19. impeller as claimed in claim 18, wherein, the height of each blade in first group of blade near the maximum height of hub at the minimum constructive height of periphery convergent linearly.

20. impeller as claimed in claim 1, wherein, each in second group of blade is extended along the direction at the back side that is substantially perpendicular to guard shield.

21. impeller as claimed in claim 1, wherein, when the pressure that is subject to from fluid, balanced area produces axial power, and this power opposing acts on another axial force on the impeller by what the connector load in the ingress of centrifugal pump produced.

22. a centrifugal pump, it comprises:

Be configured to rotating transmission shaft;

Pump case, it comprises:

Entrance;

Outlet;

And be arranged on chamber between the entrance and exit;

Be arranged in the pump case and be connected to the impeller of live axle, described impeller comprises:

Disc guard shield with central axis, front, the back side and circular periphery;

Eyelet in the guard shield center, described eyelet has axial drilling;

First group of blade on the front of guard shield, described first group of blade radial inwardly extends to eyelet from periphery;

Second group of blade on the back side of guard shield, described second group of blade radial inwardly extends to eyelet from periphery;

Equilibrium region on the back side of guard shield, described equilibrium region extends radially outwardly from eyelet; And

A plurality of openings in the guard shield, described a plurality of openings are configured to allow liquid to lead to opposite side from a side of guard shield.

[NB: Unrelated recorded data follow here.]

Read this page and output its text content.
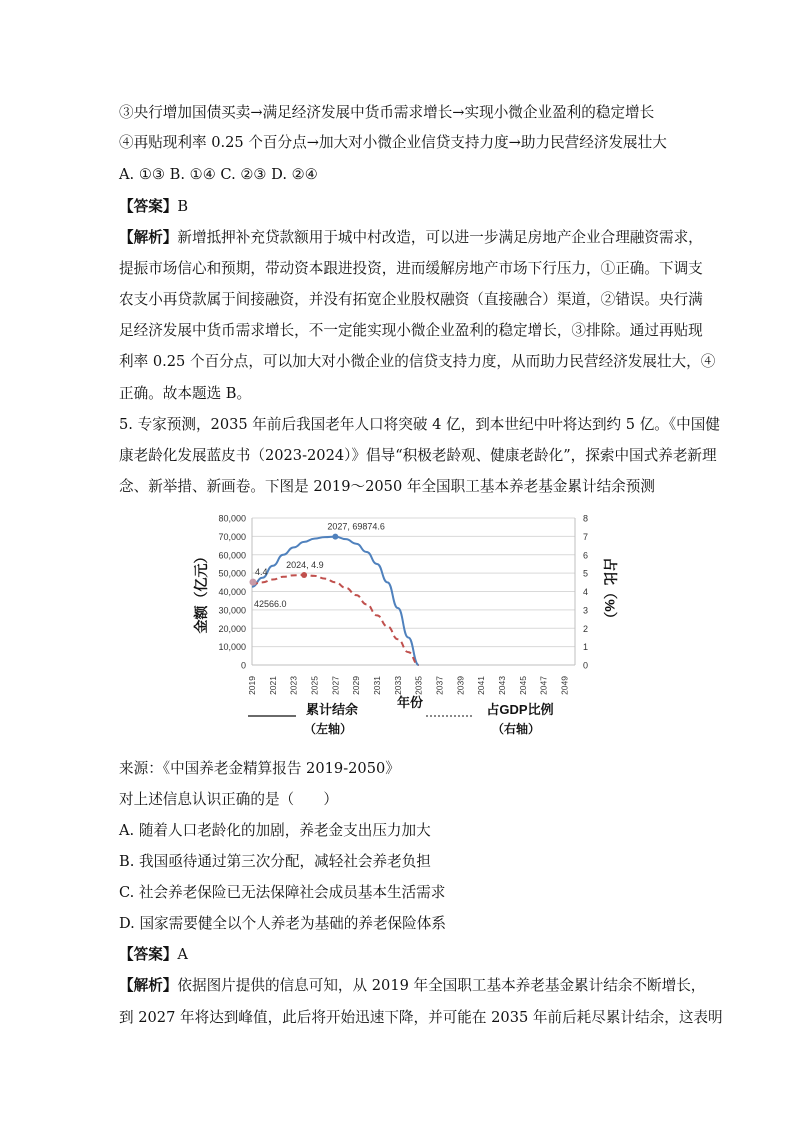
③央行增加国债买卖→满足经济发展中货币需求增长→实现小微企业盈利的稳定增长
④再贴现利率 0.25 个百分点→加大对小微企业信贷支持力度→助力民营经济发展壮大
A. ①③ B. ①④ C. ②③ D. ②④
【答案】B
【解析】新增抵押补充贷款额用于城中村改造，可以进一步满足房地产企业合理融资需求，
提振市场信心和预期，带动资本跟进投资，进而缓解房地产市场下行压力，①正确。下调支
农支小再贷款属于间接融资，并没有拓宽企业股权融资（直接融合）渠道，②错误。央行满
足经济发展中货币需求增长，不一定能实现小微企业盈利的稳定增长，③排除。通过再贴现
利率 0.25 个百分点，可以加大对小微企业的信贷支持力度，从而助力民营经济发展壮大，④
正确。故本题选 B。
5. 专家预测，2035 年前后我国老年人口将突破 4 亿，到本世纪中叶将达到约 5 亿。《中国健
康老龄化发展蓝皮书（2023-2024）》倡导“积极老龄观、健康老龄化”，探索中国式养老新理
念、新举措、新画卷。下图是 2019～2050 年全国职工基本养老基金累计结余预测
0
10,000
20,000
30,000
40,000
50,000
60,000
70,000
80,000
0
1
2
3
4
5
6
7
8
2019 2021 2023 2025 2027 2029 2031 2033 2035 2037 2039 2041 2043 2045 2047 2049
金额（亿元）	占比（%）
年份
2027, 69874.6
2024, 4.9
4.4
42566.0
累计结余
（左轴）
占GDP比例
（右轴）
来源：《中国养老金精算报告 2019-2050》
对上述信息认识正确的是（　　）
A. 随着人口老龄化的加剧，养老金支出压力加大
B. 我国亟待通过第三次分配，减轻社会养老负担
C. 社会养老保险已无法保障社会成员基本生活需求
D. 国家需要健全以个人养老为基础的养老保险体系
【答案】A
【解析】依据图片提供的信息可知，从 2019 年全国职工基本养老基金累计结余不断增长，
到 2027 年将达到峰值，此后将开始迅速下降，并可能在 2035 年前后耗尽累计结余，这表明
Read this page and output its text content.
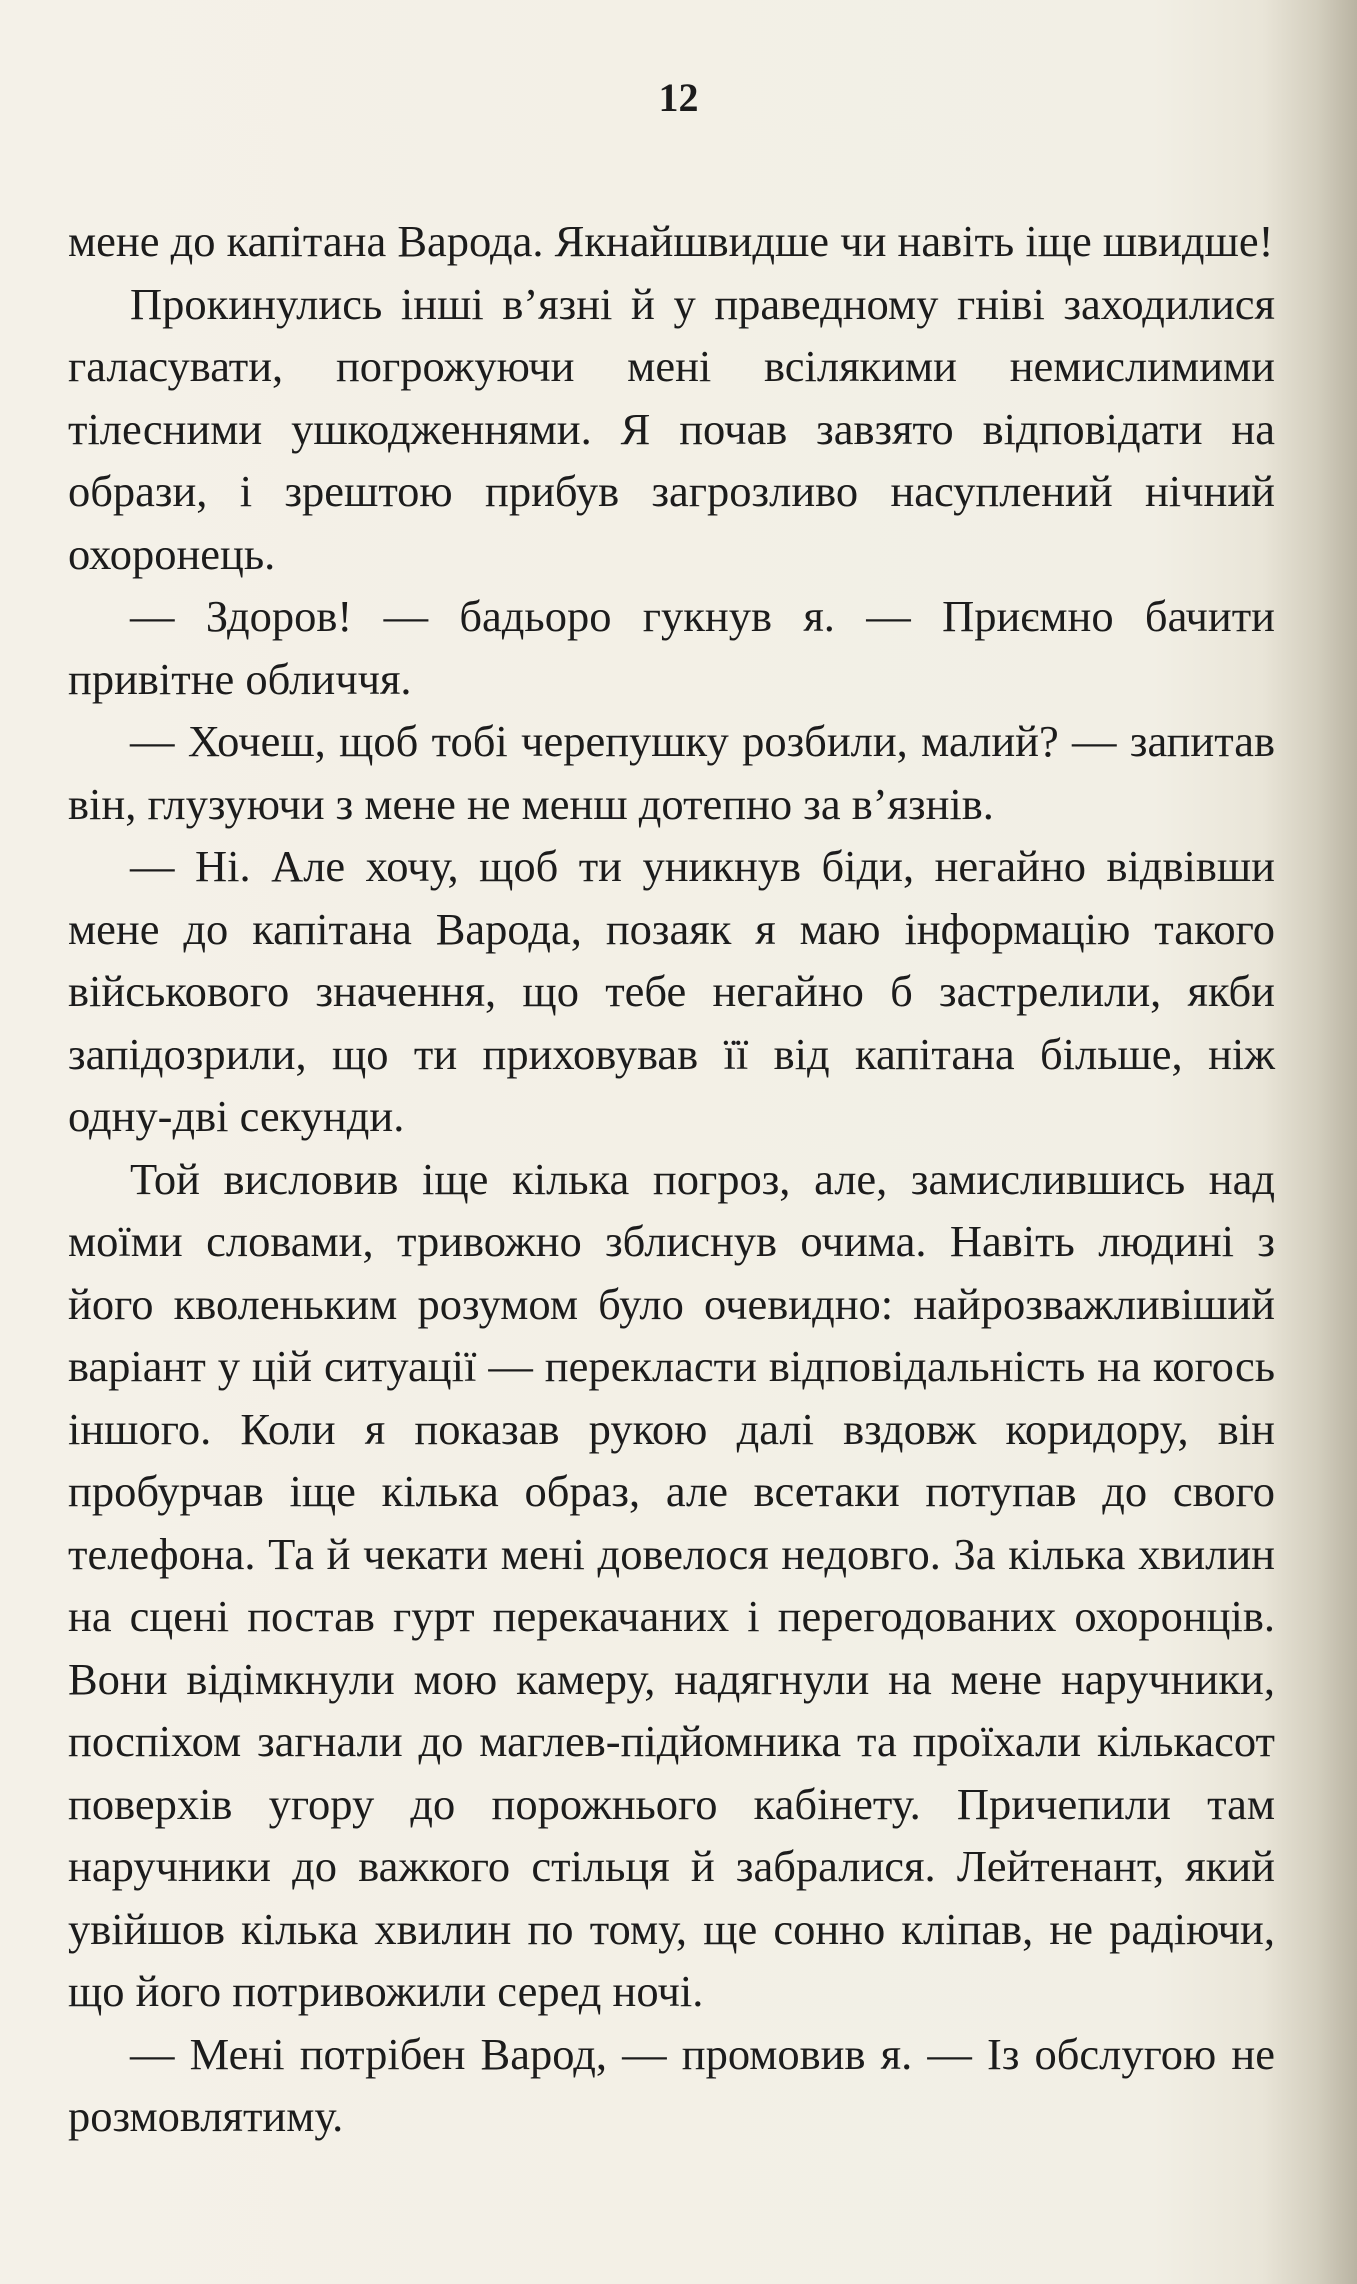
12

мене до капітана Варода. Якнайшвидше чи навіть іще швидше!

Прокинулись інші в’язні й у праведному гніві заходилися галасувати, погрожуючи мені всілякими немислимими тілесними ушкодженнями. Я почав завзято відповідати на образи, і зрештою прибув загрозливо насуплений нічний охоронець.

— Здоров! — бадьоро гукнув я. — Приємно бачити привітне обличчя.

— Хочеш, щоб тобі черепушку розбили, малий? — запитав він, глузуючи з мене не менш дотепно за в’язнів.

— Ні. Але хочу, щоб ти уникнув біди, негайно відвівши мене до капітана Варода, позаяк я маю інформацію такого військового значення, що тебе негайно б застрелили, якби запідозрили, що ти приховував її від капітана більше, ніж одну-дві секунди.

Той висловив іще кілька погроз, але, замислившись над моїми словами, тривожно зблиснув очима. Навіть людині з його кволеньким розумом було очевидно: найрозважливіший варіант у цій ситуації — перекласти відповідальність на когось іншого. Коли я показав рукою далі вздовж коридору, він пробурчав іще кілька образ, але всетаки потупав до свого телефона. Та й чекати мені довелося недовго. За кілька хвилин на сцені постав гурт перекачаних і перегодованих охоронців. Вони відімкнули мою камеру, надягнули на мене наручники, поспіхом загнали до маглев-підйомника та проїхали кількасот поверхів угору до порожнього кабінету. Причепили там наручники до важкого стільця й забралися. Лейтенант, який увійшов кілька хвилин по тому, ще сонно кліпав, не радіючи, що його потривожили серед ночі.

— Мені потрібен Варод, — промовив я. — Із обслугою не розмовлятиму.
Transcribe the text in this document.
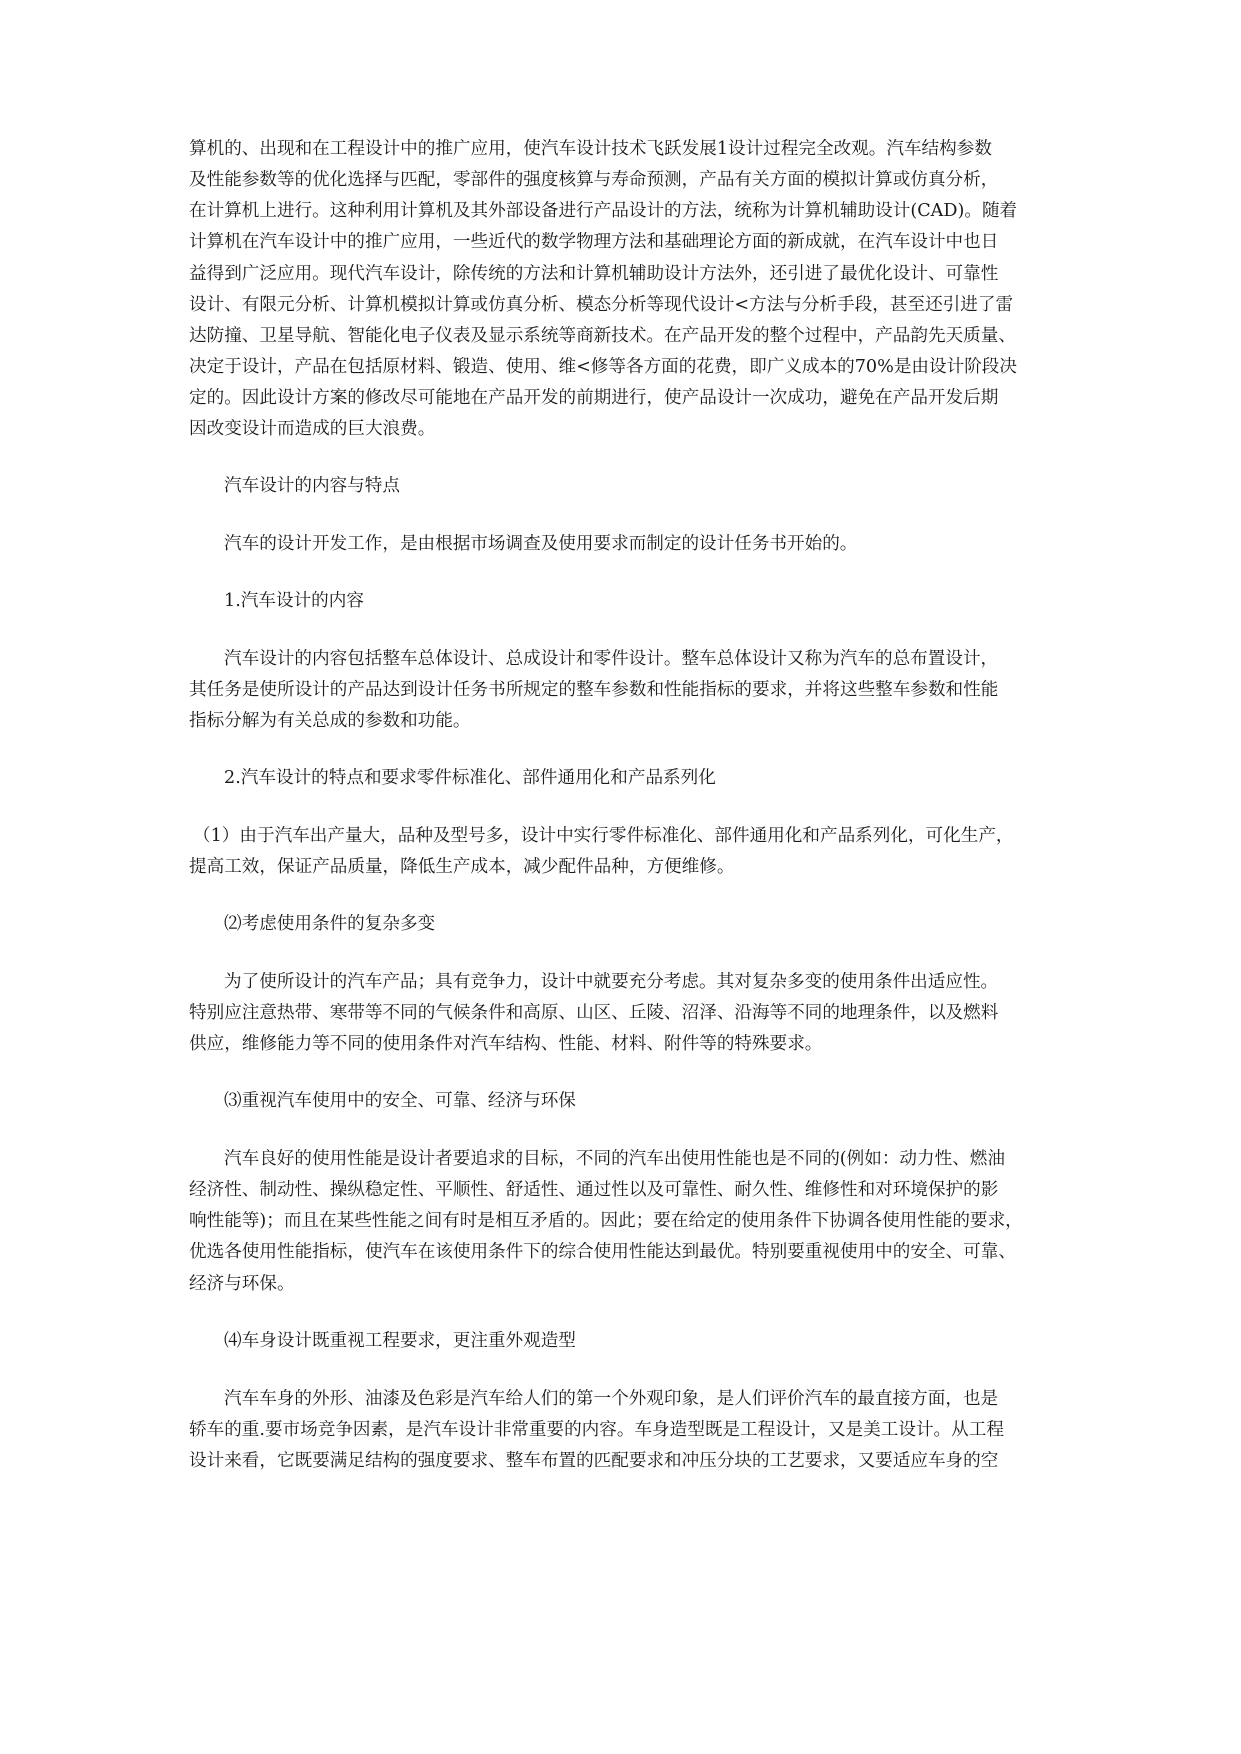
算机的、出现和在工程设计中的推广应用，使汽车设计技术飞跃发展1设计过程完全改观。汽车结构参数
及性能参数等的优化选择与匹配，零部件的强度核算与寿命预测，产品有关方面的模拟计算或仿真分析，
在计算机上进行。这种利用计算机及其外部设备进行产品设计的方法，统称为计算机辅助设计(CAD)。随着
计算机在汽车设计中的推广应用，一些近代的数学物理方法和基础理论方面的新成就，在汽车设计中也日
益得到广泛应用。现代汽车设计，除传统的方法和计算机辅助设计方法外，还引进了最优化设计、可靠性
设计、有限元分析、计算机模拟计算或仿真分析、模态分析等现代设计<方法与分析手段，甚至还引进了雷
达防撞、卫星导航、智能化电子仪表及显示系统等商新技术。在产品开发的整个过程中，产品韵先天质量、
决定于设计，产品在包括原材料、锻造、使用、维<修等各方面的花费，即广义成本的70%是由设计阶段决
定的。因此设计方案的修改尽可能地在产品开发的前期进行，使产品设计一次成功，避免在产品开发后期
因改变设计而造成的巨大浪费。
汽车设计的内容与特点
汽车的设计开发工作，是由根据市场调查及使用要求而制定的设计任务书开始的。
1.汽车设计的内容
汽车设计的内容包括整车总体设计、总成设计和零件设计。整车总体设计又称为汽车的总布置设计，
其任务是使所设计的产品达到设计任务书所规定的整车参数和性能指标的要求，并将这些整车参数和性能
指标分解为有关总成的参数和功能。
2.汽车设计的特点和要求零件标准化、部件通用化和产品系列化
（1）由于汽车出产量大，品种及型号多，设计中实行零件标准化、部件通用化和产品系列化，可化生产，
提高工效，保证产品质量，降低生产成本，减少配件品种，方便维修。
⑵考虑使用条件的复杂多变
为了使所设计的汽车产品；具有竞争力，设计中就要充分考虑。其对复杂多变的使用条件出适应性。
特别应注意热带、寒带等不同的气候条件和高原、山区、丘陵、沼泽、沿海等不同的地理条件，以及燃料
供应，维修能力等不同的使用条件对汽车结构、性能、材料、附件等的特殊要求。
⑶重视汽车使用中的安全、可靠、经济与环保
汽车良好的使用性能是设计者要追求的目标，不同的汽车出使用性能也是不同的(例如：动力性、燃油
经济性、制动性、操纵稳定性、平顺性、舒适性、通过性以及可靠性、耐久性、维修性和对环境保护的影
响性能等)；而且在某些性能之间有时是相互矛盾的。因此；要在给定的使用条件下协调各使用性能的要求，
优选各使用性能指标，使汽车在该使用条件下的综合使用性能达到最优。特别要重视使用中的安全、可靠、
经济与环保。
⑷车身设计既重视工程要求，更注重外观造型
汽车车身的外形、油漆及色彩是汽车给人们的第一个外观印象，是人们评价汽车的最直接方面，也是
轿车的重.要市场竞争因素，是汽车设计非常重要的内容。车身造型既是工程设计，又是美工设计。从工程
设计来看，它既要满足结构的强度要求、整车布置的匹配要求和冲压分块的工艺要求，又要适应车身的空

23. centrifugal pump as claimed in claim 22 wherein, in the operation process of pump, is subject to the opposing of the power that caused by the pressure that the fluid that acts on the equilibrium region produces by the axial force that produces in the plug load of ingress on the impeller.

24. centrifugal pump as claimed in claim 22, wherein, the surface area of equilibrium region limits by the section of extending internally of second group of blade.

25. centrifugal pump as claimed in claim 22, wherein, the surface area of equilibrium region is limited by the degree of the contiguous eyelet of a plurality of openings.

26. centrifugal pump as claimed in claim 22, wherein, each in second group of blade is crooked.

27. centrifugal pump as claimed in claim 22, wherein, each in first group of blade is crooked.

28. centrifugal pump as claimed in claim 22, wherein, a plurality of openings comprise a plurality of circular opens.

29. centrifugal pump as claimed in claim 22, wherein, a plurality of openings comprise a plurality of notches that radially extend.

30. centrifugal pump as claimed in claim 29, wherein, each in a plurality of notches that radially extend is the crooked notch that radially extends.